[PR #575] perf(walk): improvements to the walker hot path #560

Open
opened 2026-06-08 11:29:24 +03:00 by zhus · 0 comments
Owner

📋 Pull Request Information

Original PR: https://github.com/bootandy/dust/pull/575
Author: @arcuru
Created: 5/12/2026
Status: 🔄 Open

Base: masterHead: walker-perf


📝 Commits (6)

  • aa433ae perf(walk): flatten recursion via rayon::scope, drop -S stack-size knob
  • ecdc8ef perf(walk): cache per-dir stat to eliminate duplicate syscall
  • 24aff08 perf(walk): cache entry path and file_type in process_entry
  • 242f722 perf(walk): trim filter-path overhead and skip ignore_file when off
  • 44c4c3f perf(walk): swap FxHash for inode dedup HashSet
  • 81cf4eb perf(walk): skip per-file statx in --filecount mode

📊 Changes

15 files changed (+826 additions, -478 deletions)

View changed files

📝 Cargo.lock (+16 -141)
📝 Cargo.toml (+1 -1)
📝 README.md (+1 -1)
📝 completions/_dust (+2 -2)
📝 completions/_dust.ps1 (+2 -2)
📝 completions/dust.elv (+2 -2)
📝 completions/dust.fish (+1 -1)
📝 man-page/dust.1 (+1 -1)
📝 src/cli.rs (+2 -3)
📝 src/config.rs (+0 -9)
📝 src/dir_walker.rs (+584 -140)
📝 src/main.rs (+27 -52)
📝 src/node.rs (+62 -43)
📝 src/platform.rs (+98 -80)
📝 tests/tests_symlinks.rs (+27 -0)

📄 Description

More changes as a stack on top of my previous #574. Ideally this would be stacked commits but right now this will show the prev commit inside this PR...

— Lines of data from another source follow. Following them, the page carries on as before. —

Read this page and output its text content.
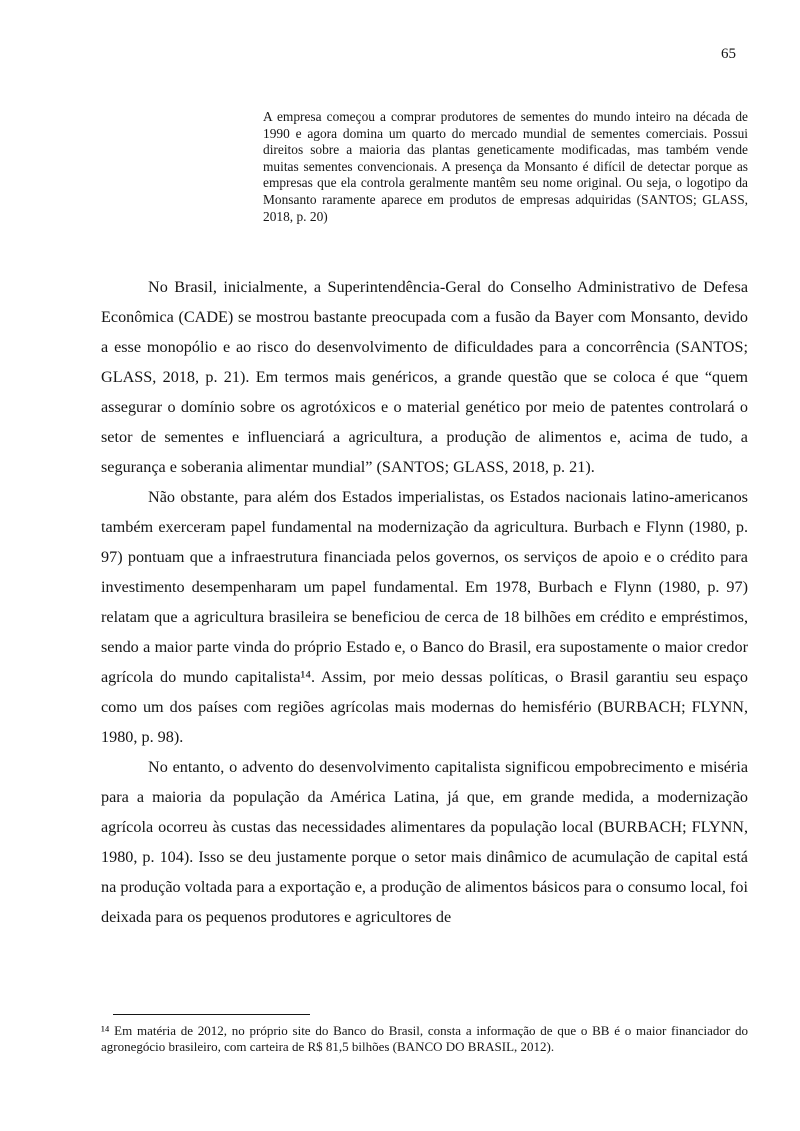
65
A empresa começou a comprar produtores de sementes do mundo inteiro na década de 1990 e agora domina um quarto do mercado mundial de sementes comerciais. Possui direitos sobre a maioria das plantas geneticamente modificadas, mas também vende muitas sementes convencionais. A presença da Monsanto é difícil de detectar porque as empresas que ela controla geralmente mantêm seu nome original. Ou seja, o logotipo da Monsanto raramente aparece em produtos de empresas adquiridas (SANTOS; GLASS, 2018, p. 20)

No Brasil, inicialmente, a Superintendência-Geral do Conselho Administrativo de Defesa Econômica (CADE) se mostrou bastante preocupada com a fusão da Bayer com Monsanto, devido a esse monopólio e ao risco do desenvolvimento de dificuldades para a concorrência (SANTOS; GLASS, 2018, p. 21). Em termos mais genéricos, a grande questão que se coloca é que “quem assegurar o domínio sobre os agrotóxicos e o material genético por meio de patentes controlará o setor de sementes e influenciará a agricultura, a produção de alimentos e, acima de tudo, a segurança e soberania alimentar mundial” (SANTOS; GLASS, 2018, p. 21).

Não obstante, para além dos Estados imperialistas, os Estados nacionais latino-americanos também exerceram papel fundamental na modernização da agricultura. Burbach e Flynn (1980, p. 97) pontuam que a infraestrutura financiada pelos governos, os serviços de apoio e o crédito para investimento desempenharam um papel fundamental. Em 1978, Burbach e Flynn (1980, p. 97) relatam que a agricultura brasileira se beneficiou de cerca de 18 bilhões em crédito e empréstimos, sendo a maior parte vinda do próprio Estado e, o Banco do Brasil, era supostamente o maior credor agrícola do mundo capitalista¹⁴. Assim, por meio dessas políticas, o Brasil garantiu seu espaço como um dos países com regiões agrícolas mais modernas do hemisfério (BURBACH; FLYNN, 1980, p. 98).

No entanto, o advento do desenvolvimento capitalista significou empobrecimento e miséria para a maioria da população da América Latina, já que, em grande medida, a modernização agrícola ocorreu às custas das necessidades alimentares da população local (BURBACH; FLYNN, 1980, p. 104). Isso se deu justamente porque o setor mais dinâmico de acumulação de capital está na produção voltada para a exportação e, a produção de alimentos básicos para o consumo local, foi deixada para os pequenos produtores e agricultores de

¹⁴ Em matéria de 2012, no próprio site do Banco do Brasil, consta a informação de que o BB é o maior financiador do agronegócio brasileiro, com carteira de R$ 81,5 bilhões (BANCO DO BRASIL, 2012).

Happy to split/rebase as requested, though I am also fine if you pull/modify yourself.

Five small reductions on the per-entry walker hot path. None of them change observable behavior they just remove redundant work. They compound for noticeable wins on tree-heavy and wide-directory walks.

  1. Per-dir stat cache. walk_dir() was statting each directory for its is_dir() check, then build_node() statted it again to populate the Node. Cache the parsed metadata tuple in PendingDir via OnceLock. One statx saved per directory.

  2. Cache entry.path() / entry.file_type(). Both were called 2-3× per entry, and entry.path() allocates a fresh PathBuf each call. Compute once in process_entry and thread through. Also gate is_ignored_path on a cheap empty-check so walks without --ignore-directory skip the HashSet probe entirely.

  3. Skip ignore_file on default walks. Precompute has_any_filter when constructing WalkData. In the hot loop, three-way branch: full ignore_file when filters are active, inlined dot-file check when only --ignore-hidden is on, otherwise skip. When filters are active, also coalesce the duplicate get_metadata calls inside ignore_file, replace path.is_file() stats with the cached file_type, hoist fs::canonicalize out of the ignore_directories loop, and thread the prefetched tuple into build_node so each entry is statted at most once on filter-active walks.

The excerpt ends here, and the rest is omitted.